Indicateur Bertrand : L'étude de conjoncture des Notaires de France ne pronostique pas de baisse des prix pour 2006 ?
Pierre Bazaille : Une baisse des prix paraît inenvisageable pour 2006. Les outils dont nous disposons aujourd'hui, comme l'indice Insee-Notaires, indiquent que même si un palier a été atteint, la hausse des prix en 2005 est de 17,9 % pour les appartements et 13,9 % pour les maisons. Il est donc impossible de passer à zéro en 2006. Le schéma n'est pas le même que celui de la crise des années 90 : la hausse des prix est uniforme et concerne toute la France, avec par exemple 23 % de hausse à Brest ou 21 % à Saint-Etienne.
I. B. : Que peut-on conclure de l'augmentation de la vitesse de rotation des biens que vous constatez ?

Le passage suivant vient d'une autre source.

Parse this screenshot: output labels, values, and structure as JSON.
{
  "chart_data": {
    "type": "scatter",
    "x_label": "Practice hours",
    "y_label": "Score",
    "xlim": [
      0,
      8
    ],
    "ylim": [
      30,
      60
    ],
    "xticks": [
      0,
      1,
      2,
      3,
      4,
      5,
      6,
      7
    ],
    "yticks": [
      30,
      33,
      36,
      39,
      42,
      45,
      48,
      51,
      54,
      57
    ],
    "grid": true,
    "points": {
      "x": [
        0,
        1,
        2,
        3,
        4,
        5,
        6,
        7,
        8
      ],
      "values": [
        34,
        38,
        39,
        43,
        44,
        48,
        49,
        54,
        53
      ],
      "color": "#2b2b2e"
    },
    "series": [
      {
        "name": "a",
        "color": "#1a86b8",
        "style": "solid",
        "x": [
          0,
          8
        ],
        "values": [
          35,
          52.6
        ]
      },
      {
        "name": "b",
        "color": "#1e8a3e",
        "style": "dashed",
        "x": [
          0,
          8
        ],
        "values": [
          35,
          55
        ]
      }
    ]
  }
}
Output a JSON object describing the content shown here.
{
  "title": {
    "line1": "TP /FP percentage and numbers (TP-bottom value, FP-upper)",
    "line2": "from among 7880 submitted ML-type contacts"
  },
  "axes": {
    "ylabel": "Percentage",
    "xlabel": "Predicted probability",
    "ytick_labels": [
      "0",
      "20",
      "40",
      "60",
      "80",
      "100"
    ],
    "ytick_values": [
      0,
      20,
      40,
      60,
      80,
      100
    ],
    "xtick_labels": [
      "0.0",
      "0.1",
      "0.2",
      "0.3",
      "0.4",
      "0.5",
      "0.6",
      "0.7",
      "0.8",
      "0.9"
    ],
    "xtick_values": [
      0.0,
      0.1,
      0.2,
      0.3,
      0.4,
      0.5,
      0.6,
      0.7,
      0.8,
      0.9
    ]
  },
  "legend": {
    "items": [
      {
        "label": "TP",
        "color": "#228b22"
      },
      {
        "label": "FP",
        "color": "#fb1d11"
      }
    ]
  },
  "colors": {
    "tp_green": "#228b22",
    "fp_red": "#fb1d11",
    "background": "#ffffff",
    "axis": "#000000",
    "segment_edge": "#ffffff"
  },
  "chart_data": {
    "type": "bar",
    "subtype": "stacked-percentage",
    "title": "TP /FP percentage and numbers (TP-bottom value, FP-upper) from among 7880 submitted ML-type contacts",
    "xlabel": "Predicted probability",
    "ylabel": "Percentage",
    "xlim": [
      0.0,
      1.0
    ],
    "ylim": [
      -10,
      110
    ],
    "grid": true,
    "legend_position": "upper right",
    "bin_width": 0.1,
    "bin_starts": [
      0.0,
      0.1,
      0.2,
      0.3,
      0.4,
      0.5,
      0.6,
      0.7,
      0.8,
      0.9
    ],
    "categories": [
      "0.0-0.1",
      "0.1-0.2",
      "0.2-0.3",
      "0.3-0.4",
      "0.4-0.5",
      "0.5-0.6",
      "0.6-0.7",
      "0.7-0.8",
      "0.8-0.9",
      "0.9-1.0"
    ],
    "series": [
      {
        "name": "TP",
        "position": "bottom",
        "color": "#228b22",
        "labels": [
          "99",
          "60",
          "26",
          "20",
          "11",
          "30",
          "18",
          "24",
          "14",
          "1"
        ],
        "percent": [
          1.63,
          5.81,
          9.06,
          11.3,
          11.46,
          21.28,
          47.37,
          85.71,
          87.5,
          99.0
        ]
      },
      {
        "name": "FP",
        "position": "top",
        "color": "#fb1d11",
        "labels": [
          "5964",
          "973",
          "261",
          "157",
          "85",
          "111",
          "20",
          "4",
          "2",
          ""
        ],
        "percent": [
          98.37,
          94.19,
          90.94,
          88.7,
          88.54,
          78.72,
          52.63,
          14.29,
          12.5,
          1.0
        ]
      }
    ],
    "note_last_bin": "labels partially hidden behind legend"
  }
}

P. B. : Nous constatons une mobilité importante de la population, avec 20 millions de personnes qui ont changé de domicile entre 1999 et 2004 et parmi eux, 3,6 millions qui ont changé de région. Cela concerne l'ensemble du territoire et c'est assez nouveau. Plusieurs facteurs expliquent ces mouvements de population, en particulier vers le Sud, pour des raisons de qualité de vie. Mais elle est également due à une évolution sociologique et culturelle, avec moins de stabilité familiale et professionnelle. Il y a aussi un facteur lié aux prix élevés de l'immobilier. Le parcours immobilier se fait par étapes. Les primo-accédants achètent d'abord "petit et loin", et revendent ensuite pour un bien mieux situé, plus grand. Seuls les dispositifs fiscaux ont freiné un peu cette mobilité, car pour en profiter au mieux, il faut garder le logement, au moins 9 ans pour le Robien par exemple.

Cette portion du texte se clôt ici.